The vote came about after township supervisors became aware of federal grant money that would pay for the construction costs of a more robust crosswalk system if the design was paid for by other sources. The design cost is estimated to be $180,000. The township asked the school district to split that cost, which will then lead to a grant that will cover the actual construction, estimated to total $900,000.
Attending the meeting were East Marlborough Township Manager Laurie Prysock, as well as Richard Hannum, the chairman of the Board of Supervisors. Randy Waltermyer, from Traffic Planning and Design, presented a proposed design for the traffic-calming solution and crosswalk. He said the fact that the project is in a school zone and intended to increase safety would make it a very good candidate to secure the federal funding.
“We are proposing adding 1,200 feet of new sidewalk, and upgrading the two existing crosswalks. Those two are 62 feet wide, crossing five lanes of the road. That is a very long crosswalk,” Waltermyer said. “Our goal is to have as little width as possible to reduce the potential for an accident. In the southbound direction, we are proposing the elimination of the right-turn lane at both entrances to Manor Drive. That narrows the distance to 49 feet.”
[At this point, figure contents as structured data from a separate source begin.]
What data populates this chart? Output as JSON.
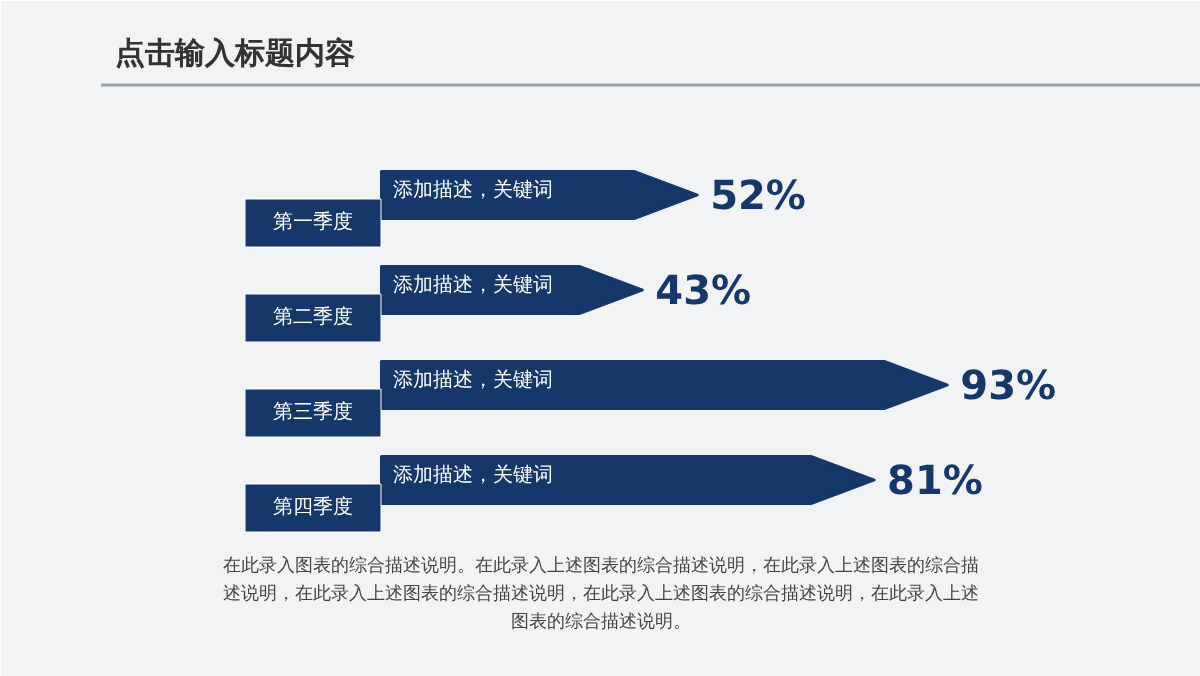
{
  "chart_data": {
    "type": "bar",
    "orientation": "horizontal",
    "title": "点击输入标题内容",
    "categories": [
      "第一季度",
      "第二季度",
      "第三季度",
      "第四季度"
    ],
    "values": [
      52,
      43,
      93,
      81
    ],
    "value_labels": [
      "52%",
      "43%",
      "93%",
      "81%"
    ],
    "color": "#163769",
    "annotations": [
      {
        "text": "添加描述，关键词",
        "y": "第一季度"
      },
      {
        "text": "添加描述，关键词",
        "y": "第二季度"
      },
      {
        "text": "添加描述，关键词",
        "y": "第三季度"
      },
      {
        "text": "添加描述，关键词",
        "y": "第四季度"
      },
      "在此录入图表的综合描述说明。在此录入上述图表的综合描述说明，在此录入上述图表的综合描述说明，在此录入上述图表的综合描述说明，在此录入上述图表的综合描述说明，在此录入上述图表的综合描述说明。"
    ]
  }
}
The speed limit is 45 miles per hour along that section of Route 82, and while crossing guards control traffic during the morning and afternoon, numerous people use the school facilities for after-school sports or other programs, and must cross the busy road.
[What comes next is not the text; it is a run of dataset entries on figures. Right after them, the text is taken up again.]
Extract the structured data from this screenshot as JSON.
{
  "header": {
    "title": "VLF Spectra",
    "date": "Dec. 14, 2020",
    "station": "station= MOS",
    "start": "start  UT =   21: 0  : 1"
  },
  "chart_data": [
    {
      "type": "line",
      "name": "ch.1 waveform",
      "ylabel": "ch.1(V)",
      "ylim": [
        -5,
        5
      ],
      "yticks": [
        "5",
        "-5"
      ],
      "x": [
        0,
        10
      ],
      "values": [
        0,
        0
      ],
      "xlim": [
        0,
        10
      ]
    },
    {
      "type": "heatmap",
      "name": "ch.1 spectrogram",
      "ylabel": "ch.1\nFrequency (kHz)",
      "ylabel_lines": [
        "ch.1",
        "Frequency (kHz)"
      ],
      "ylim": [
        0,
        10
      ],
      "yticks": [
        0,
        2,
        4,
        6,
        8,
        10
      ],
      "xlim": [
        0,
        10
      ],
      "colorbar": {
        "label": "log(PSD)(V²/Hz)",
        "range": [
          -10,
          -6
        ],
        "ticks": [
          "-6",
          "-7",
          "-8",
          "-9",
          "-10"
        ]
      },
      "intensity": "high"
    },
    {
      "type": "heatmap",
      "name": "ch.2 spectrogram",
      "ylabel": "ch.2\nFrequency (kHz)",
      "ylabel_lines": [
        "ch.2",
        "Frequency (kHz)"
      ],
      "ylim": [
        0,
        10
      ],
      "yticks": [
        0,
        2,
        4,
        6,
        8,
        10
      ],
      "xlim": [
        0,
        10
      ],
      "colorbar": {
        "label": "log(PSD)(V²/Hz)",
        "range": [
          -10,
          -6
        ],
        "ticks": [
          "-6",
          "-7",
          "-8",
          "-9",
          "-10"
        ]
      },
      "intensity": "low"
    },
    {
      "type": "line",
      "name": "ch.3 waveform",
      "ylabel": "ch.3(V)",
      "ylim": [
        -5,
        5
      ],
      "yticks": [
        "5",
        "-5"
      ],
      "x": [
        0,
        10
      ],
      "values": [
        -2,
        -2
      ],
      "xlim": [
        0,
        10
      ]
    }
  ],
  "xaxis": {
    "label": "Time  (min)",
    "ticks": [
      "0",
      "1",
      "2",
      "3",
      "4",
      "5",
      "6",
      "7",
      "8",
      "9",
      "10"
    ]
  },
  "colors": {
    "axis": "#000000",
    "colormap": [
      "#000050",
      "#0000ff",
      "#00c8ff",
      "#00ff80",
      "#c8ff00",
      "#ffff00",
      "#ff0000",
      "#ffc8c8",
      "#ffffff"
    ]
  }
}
“It's a wide road, with few vertical obstructions, so your brain is saying you can go fast,” Waltermyer said. “That's what we're trying to counteract. We are proposing a rapid-flashing beacon overhead on a mast arm over Route 82. This gives you protection seven days a week. There would be a push button on either side of the road to activate the lights. Also, there is a proposed median refuge, making it two crossings instead of one. Pedestrians could wait on that island to cross the other lane if they wanted to.
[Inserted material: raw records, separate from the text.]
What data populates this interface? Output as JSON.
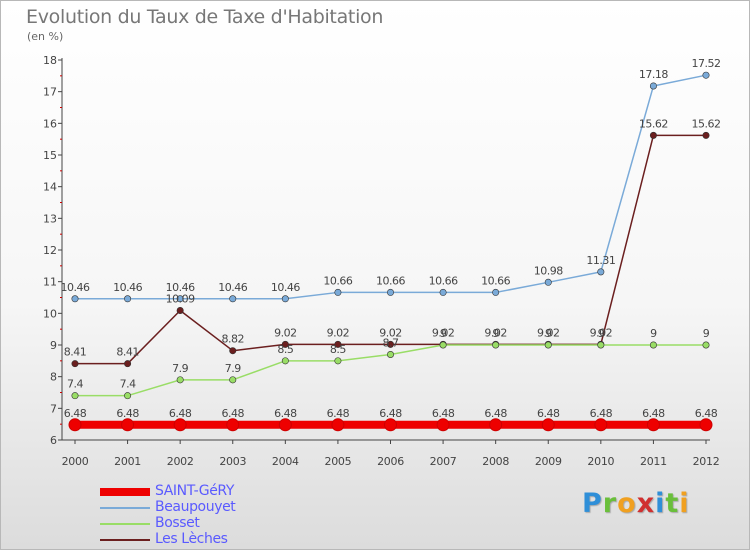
{
  "chart_data": {
    "type": "line",
    "title": "Evolution du Taux de Taxe d'Habitation",
    "unit_label": "(en %)",
    "x": [
      "2000",
      "2001",
      "2002",
      "2003",
      "2004",
      "2005",
      "2006",
      "2007",
      "2008",
      "2009",
      "2010",
      "2011",
      "2012"
    ],
    "ylim": [
      6,
      18
    ],
    "yticks": [
      6,
      7,
      8,
      9,
      10,
      11,
      12,
      13,
      14,
      15,
      16,
      17,
      18
    ],
    "grid": false,
    "legend_position": "bottom-left",
    "series": [
      {
        "name": "Les Lèches",
        "color": "#6b1f1f",
        "values": [
          8.41,
          8.41,
          10.09,
          8.82,
          9.02,
          9.02,
          9.02,
          9.02,
          9.02,
          9.02,
          9.02,
          15.62,
          15.62
        ],
        "labels": [
          "8.41",
          "8.41",
          "10.09",
          "8.82",
          "9.02",
          "9.02",
          "9.02",
          "9.02",
          "9.02",
          "9.02",
          "9.02",
          "15.62",
          "15.62"
        ]
      },
      {
        "name": "Bosset",
        "color": "#99dd66",
        "values": [
          7.4,
          7.4,
          7.9,
          7.9,
          8.5,
          8.5,
          8.7,
          9,
          9,
          9,
          9,
          9,
          9
        ],
        "labels": [
          "7.4",
          "7.4",
          "7.9",
          "7.9",
          "8.5",
          "8.5",
          "8.7",
          "9",
          "9",
          "9",
          "9",
          "9",
          "9"
        ]
      },
      {
        "name": "Beaupouyet",
        "color": "#7aaad8",
        "values": [
          10.46,
          10.46,
          10.46,
          10.46,
          10.46,
          10.66,
          10.66,
          10.66,
          10.66,
          10.98,
          11.31,
          17.18,
          17.52
        ],
        "labels": [
          "10.46",
          "10.46",
          "10.46",
          "10.46",
          "10.46",
          "10.66",
          "10.66",
          "10.66",
          "10.66",
          "10.98",
          "11.31",
          "17.18",
          "17.52"
        ]
      },
      {
        "name": "SAINT-GéRY",
        "color": "#ee0000",
        "values": [
          6.48,
          6.48,
          6.48,
          6.48,
          6.48,
          6.48,
          6.48,
          6.48,
          6.48,
          6.48,
          6.48,
          6.48,
          6.48
        ],
        "labels": [
          "6.48",
          "6.48",
          "6.48",
          "6.48",
          "6.48",
          "6.48",
          "6.48",
          "6.48",
          "6.48",
          "6.48",
          "6.48",
          "6.48",
          "6.48"
        ]
      }
    ]
  },
  "legend": [
    {
      "name": "SAINT-GéRY",
      "color": "#ee0000"
    },
    {
      "name": "Beaupouyet",
      "color": "#7aaad8"
    },
    {
      "name": "Bosset",
      "color": "#99dd66"
    },
    {
      "name": "Les Lèches",
      "color": "#6b1f1f"
    }
  ],
  "logo": {
    "letters": [
      "P",
      "r",
      "o",
      "x",
      "i",
      "t",
      "i"
    ],
    "colors": [
      "#2f8fd8",
      "#6abf3b",
      "#f0a020",
      "#d03030",
      "#2f8fd8",
      "#6abf3b",
      "#f0a020"
    ]
  }
}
We're looking to build a sidewalk on school district's frontage as well.”
The school board will be involved in the whole process, and there will be a minimum of two public meetings, Waltermyer said.
After more than half an hour of discussion, the school board voted unanimously to fund the district's half of the design cost, not to exceed $90,000. The grant should be approved early next year, but actual construction wouldn't begin until about 2020.
During public comment, several residents spoke about another safety concern. This year, a school bus is stopping on Parkersville Road to load and unload students. Nearby residents said the location has obstructed visibility and puts students in danger. In previous years, the bus has backed onto a side street for loading and unloading.
Kathy Do, a former school board member and a resident of Pennsbury Township, echoed the concerns of other residents. “Two or three weeks ago, I met some neighbors at the bus stop. I was shocked that the bus stopped heading south on Parkersville Road and students had to cross the street,” she said. “That's a blind curve. The fact that we have children crossing that street is really unthinkable. These parents have reached out on numerous occasions to the Transportation Department and have been told that nothing can be done. I believe something can be done. This is an easy fix. You need to add two minutes to that route and change that stop.”
District superintendent John Sanville asked for contact information for the parents, and several board members thanked them for bringing the issue to their attention.